Yılın ilk günlerindeki gelişmelere bakılırsa 2022 yılı zorlu geçeceğe benziyor.

Başta sağnak yağmur şeklindeki zamlar, halkı canından bezdirdi. Ücretlere ve maaşlara yapılan zamlar asla piyasanın önüne geçemiyor. Her geçen gün memurun, emeklinin, çalışanların ekmeği küçülüyor. İktidarın halka ve muhalefete karşı tutumu ise başka bir kanayan yara.

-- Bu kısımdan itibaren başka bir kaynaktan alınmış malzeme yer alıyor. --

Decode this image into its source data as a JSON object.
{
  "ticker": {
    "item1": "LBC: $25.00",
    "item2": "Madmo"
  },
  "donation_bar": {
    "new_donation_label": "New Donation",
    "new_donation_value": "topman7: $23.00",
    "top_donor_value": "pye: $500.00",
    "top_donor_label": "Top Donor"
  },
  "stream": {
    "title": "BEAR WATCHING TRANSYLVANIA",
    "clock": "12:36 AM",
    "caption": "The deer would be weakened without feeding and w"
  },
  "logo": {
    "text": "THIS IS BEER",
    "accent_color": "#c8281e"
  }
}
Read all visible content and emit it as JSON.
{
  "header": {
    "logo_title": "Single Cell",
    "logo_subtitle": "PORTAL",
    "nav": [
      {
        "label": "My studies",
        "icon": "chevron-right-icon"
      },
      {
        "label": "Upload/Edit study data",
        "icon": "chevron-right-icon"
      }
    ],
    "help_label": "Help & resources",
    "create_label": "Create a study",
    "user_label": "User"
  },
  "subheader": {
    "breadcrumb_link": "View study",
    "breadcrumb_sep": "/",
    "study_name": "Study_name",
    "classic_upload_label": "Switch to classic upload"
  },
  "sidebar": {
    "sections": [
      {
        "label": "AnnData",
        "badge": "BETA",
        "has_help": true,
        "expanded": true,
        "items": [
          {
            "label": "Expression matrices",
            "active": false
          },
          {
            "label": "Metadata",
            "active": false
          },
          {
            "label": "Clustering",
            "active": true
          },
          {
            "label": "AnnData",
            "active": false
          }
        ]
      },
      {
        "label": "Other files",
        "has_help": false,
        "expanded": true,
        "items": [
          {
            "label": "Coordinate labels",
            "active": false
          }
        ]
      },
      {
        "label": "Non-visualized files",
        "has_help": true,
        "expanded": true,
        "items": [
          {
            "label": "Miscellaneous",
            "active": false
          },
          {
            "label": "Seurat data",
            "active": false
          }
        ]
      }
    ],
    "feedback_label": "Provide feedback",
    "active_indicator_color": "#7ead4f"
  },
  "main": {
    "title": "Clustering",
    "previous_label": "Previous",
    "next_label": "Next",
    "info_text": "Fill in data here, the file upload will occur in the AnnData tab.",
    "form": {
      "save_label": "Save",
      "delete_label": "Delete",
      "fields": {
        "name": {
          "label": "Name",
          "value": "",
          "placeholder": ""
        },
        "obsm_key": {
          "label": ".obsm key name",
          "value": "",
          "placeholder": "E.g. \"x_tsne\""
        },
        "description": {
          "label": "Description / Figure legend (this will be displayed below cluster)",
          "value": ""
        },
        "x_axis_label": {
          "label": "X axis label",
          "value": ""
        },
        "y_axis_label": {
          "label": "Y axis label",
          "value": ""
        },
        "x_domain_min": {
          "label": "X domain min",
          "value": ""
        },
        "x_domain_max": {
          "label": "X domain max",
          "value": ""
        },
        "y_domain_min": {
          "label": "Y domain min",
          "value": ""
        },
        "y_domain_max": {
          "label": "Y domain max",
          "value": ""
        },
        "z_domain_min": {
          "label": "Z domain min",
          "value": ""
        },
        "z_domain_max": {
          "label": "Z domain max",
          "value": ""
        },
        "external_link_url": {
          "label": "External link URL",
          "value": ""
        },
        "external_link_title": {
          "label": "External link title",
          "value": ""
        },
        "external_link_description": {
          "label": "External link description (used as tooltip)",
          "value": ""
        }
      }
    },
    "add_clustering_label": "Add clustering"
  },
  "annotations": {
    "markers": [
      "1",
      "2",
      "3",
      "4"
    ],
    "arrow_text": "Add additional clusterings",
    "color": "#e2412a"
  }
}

İktidarın ekonomik olumsuzluklara çözüm önerisi yabana atılacak türden değil. “Porsiyonlarınızı küçültün... kombileri kısın... pazara öğleden sonra gidin...” gibi dahiyane öneriler! Tüm bunlara karşın “sokağa çıkmayın, hak aramayın, demokratik haklarınızı kullanmayın” deniyor.

Aksi halde demokratik çözüm gündemde!... “Sokakta kovalarım” diyor. “Astığını asmayı, kestiğini kesmeyi” iktidara tanınmış bir hak olarak görüyor. Erken seçim söylemlerinin gündemde olduğu dönemde sokakta konuşulan nedir? “Bu iktidar kazanmayacağı seçime gitmez”…Başka? “Kaybederse de iktidardan gitmez...” Buyrun buradan yakın. 20 yılda gelinen nokta ortada. Millet iradesine ipotek algısı yaratılıyor.

Bu algıda tamamen de haksız değiller. 2017’deki anayasa referandumunda, mühürsüz oyların geçerli sayılması, atı alanın Üsküdar’ı geçmesi...İstanbul seçimlerinde aynı zarftaki üç oydan birinin geçersiz sayılması...gibi durumlar düşünülürse iktidar için bu yan yollar olmayacak şey değil. Üzerinde durulması gereken gerçek, Türk halkı dayatmalara, görünen hileye boyun eğmiyor, tepkisi de ağır oluyor. Örnekler çok, son yenilenen İstanbul seçimlerinde 13 bin oyun 800 bin oya dönüşmesi gibi. Yine 12 Eylül döneminde 12 Eylül diktası, ısrarla Turgut Sunalp’in partisini dayattığı, emirle oy istediği halde, halk o dönemde rahmetli Turgut Özal’ın sivil iktidarını tercih etmişti.

Kısacası dayatmalar, zapturapt etmeler Türk halkı üzerinde ters tepki yapıyor. 2022’de erken seçim olasılığı yüksek, çünkü yönetemiyorlar. Tüm olumsuzluklara karşın iktidar fırsatı sonuna kadar da kullanabilir. Her fırsatı deniyorlar kazanmak için, ince iğnenin deliği kadar ışık görseler, hemen erken seçime gidecekler. Çok zor aslında, her geçen gün de iktidara karşıt gelişmeler oluyor. İktidar partilerinin oyları hızla eriyor. İktidar ülke içindeki ve dışındaki tüm dinamiklerini kaybetti.

İktidarın kullanabileceği iki kozu var. Birincisi ve değişmeyen ereği, din üzerinden söylemler. “Bize Allah yaptırıyor”, ikincisi iktidar gücünü zora dönüştürmek “Sokağa çıkarsanız kovalarım” filan… Birincisinde kendi tabanını bile ikna edemiyor. Zira kendi içinden çıkan iki parti bu boşluğu daha ılımlı dolduruyor. İktidara sadece küçük bir radikal azınlık kalıyor. İkinci zor kullanma yöntemi ise boş hayal. Bu halk bu filmi 1980 öncesi izledi. “Aynı nehirde iki defa yıkanamazsınız” bilimsel bir doğrudur.

2022 ülkemiz insanı açısından zor bir yıl olacak. Zamlar, hukuksuzluk, işsizlik...İktidar açısından daha da zor bir yıl. Seçime gitse kaybediyor, gitmese yönetemiyor. 2022 zor geçecek, fakat dönemeç olacak.